During his lifetime, Macfarren's music met with a mixed reception; "his views were often considered dogmatic and reactionary, but, unlike Grove, his theoretical and analytical expertise was indisputable.". One contemporary called Macfarren "essentially a musical grammarian, engaged all his life long in settling the doctrine of the enclitic de." Those who thought highly of his work praised its originality and its tastefulness. According to a contemporary commentator, Macfarren "had great originality of thought and, as a composer, would probably have had still greater success if his early composition studies had been formed on the more modern lines to which he afterwards became so devotedly attached." Salome's dance in St John the Baptist was praised for its avoidance of the salacious: "The whole of the scene is very cleverly worked out, and the composer has avoided anything inappropriate in the music descriptive of the dance, that might be considered out of place in an oratorio." Others, however, criticized the oratorio, arguing that "with all its very great and solid merit, can be said to be original in style only in virtue of the logical results of certain theories of harmony held by its composer." By the early twentieth century, Macfarren's works were no longer performed, a fact which the Worshipful Company of Musicians attributed to a lack of genius on Macfarren's part: "Never was more earnest composer, more prolific writer; never did man strive more zealously for the art of his country; yet Heaven had endowed him only with talent and not genius."
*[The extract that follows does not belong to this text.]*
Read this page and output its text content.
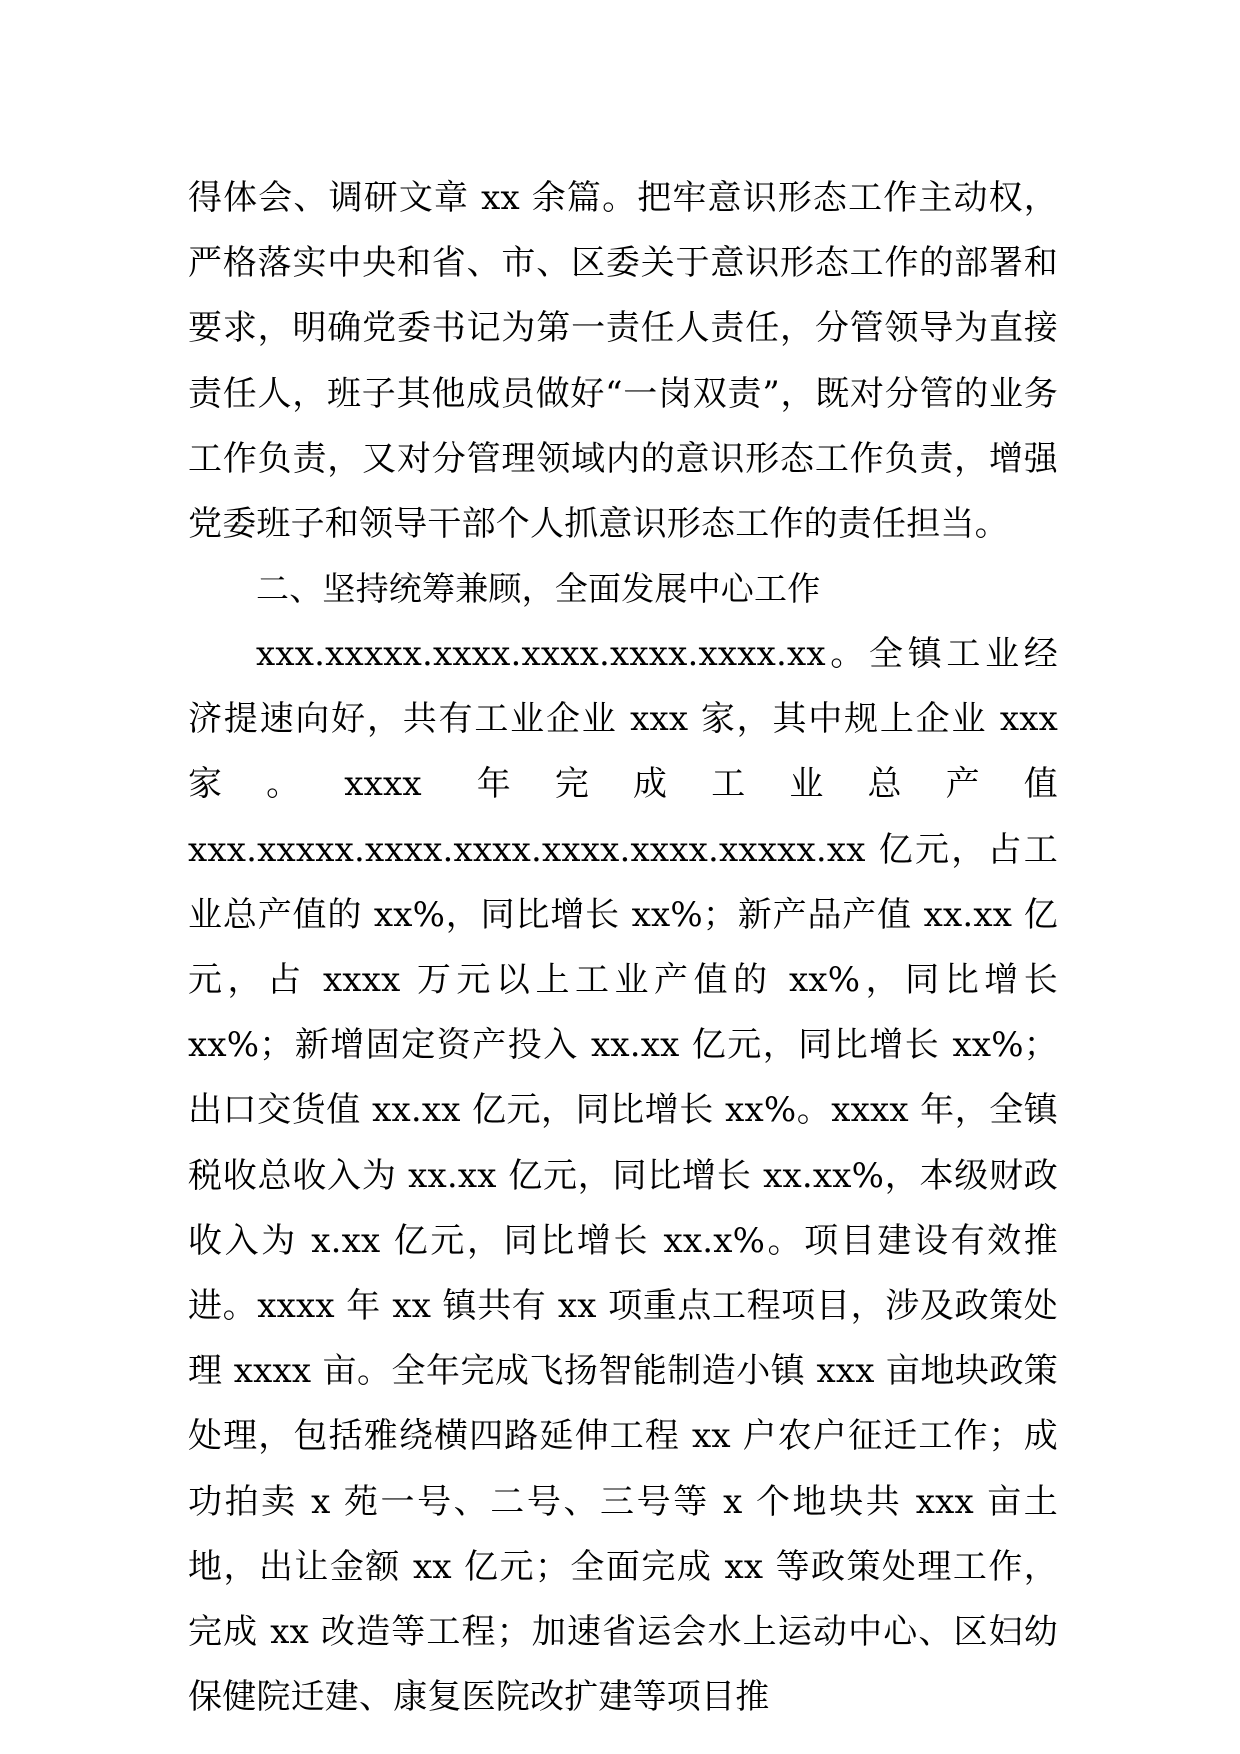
得体会、调研文章 xx 余篇。把牢意识形态工作主动权，严格落实中央和省、市、区委关于意识形态工作的部署和要求，明确党委书记为第一责任人责任，分管领导为直接责任人，班子其他成员做好“一岗双责”，既对分管的业务工作负责，又对分管理领域内的意识形态工作负责，增强党委班子和领导干部个人抓意识形态工作的责任担当。

二、坚持统筹兼顾，全面发展中心工作

xxx.xxxxx.xxxx.xxxx.xxxx.xxxx.xx。全镇工业经济提速向好，共有工业企业 xxx 家，其中规上企业 xxx 家。xxxx 年完成工业总产值 xxx.xxxxx.xxxx.xxxx.xxxx.xxxx.xxxxx.xx 亿元，占工业总产值的 xx%，同比增长 xx%；新产品产值 xx.xx 亿元，占 xxxx 万元以上工业产值的 xx%，同比增长 xx%；新增固定资产投入 xx.xx 亿元，同比增长 xx%；出口交货值 xx.xx 亿元，同比增长 xx%。xxxx 年，全镇税收总收入为 xx.xx 亿元，同比增长 xx.xx%，本级财政收入为 x.xx 亿元，同比增长 xx.x%。项目建设有效推进。xxxx 年 xx 镇共有 xx 项重点工程项目，涉及政策处理 xxxx 亩。全年完成飞扬智能制造小镇 xxx 亩地块政策处理，包括雅绕横四路延伸工程 xx 户农户征迁工作；成功拍卖 x 苑一号、二号、三号等 x 个地块共 xxx 亩土地，出让金额 xx 亿元；全面完成 xx 等政策处理工作，完成 xx 改造等工程；加速省运会水上运动中心、区妇幼保健院迁建、康复医院改扩建等项目推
Modern commentators generally consider Macfarren to be "the most eminent representative" of conservatism in orchestration. His Ajax has been called "professionally composed if uninspiring" and his writing for trumpet singled out as "conventional ... although he does make liberal use of the out-of-tune harmonics, especially b [flat]', he rarely uses notes outside the harmonic series and rarely writes the first trumpet part above the first treble staff." Macfarren's music is "capable of graceful lyricism, [but] what may be a desire to avoid cliches in the songs leads him at times to an unexpected angularity of line that seems more awkward than fresh. However, Macfarren's St John the Baptist has been praised as "an original and imaginative piece in which the shadow of Mendelssohn, so prominent since the appearance of Elijah in 1846, is only occasionally perceptible."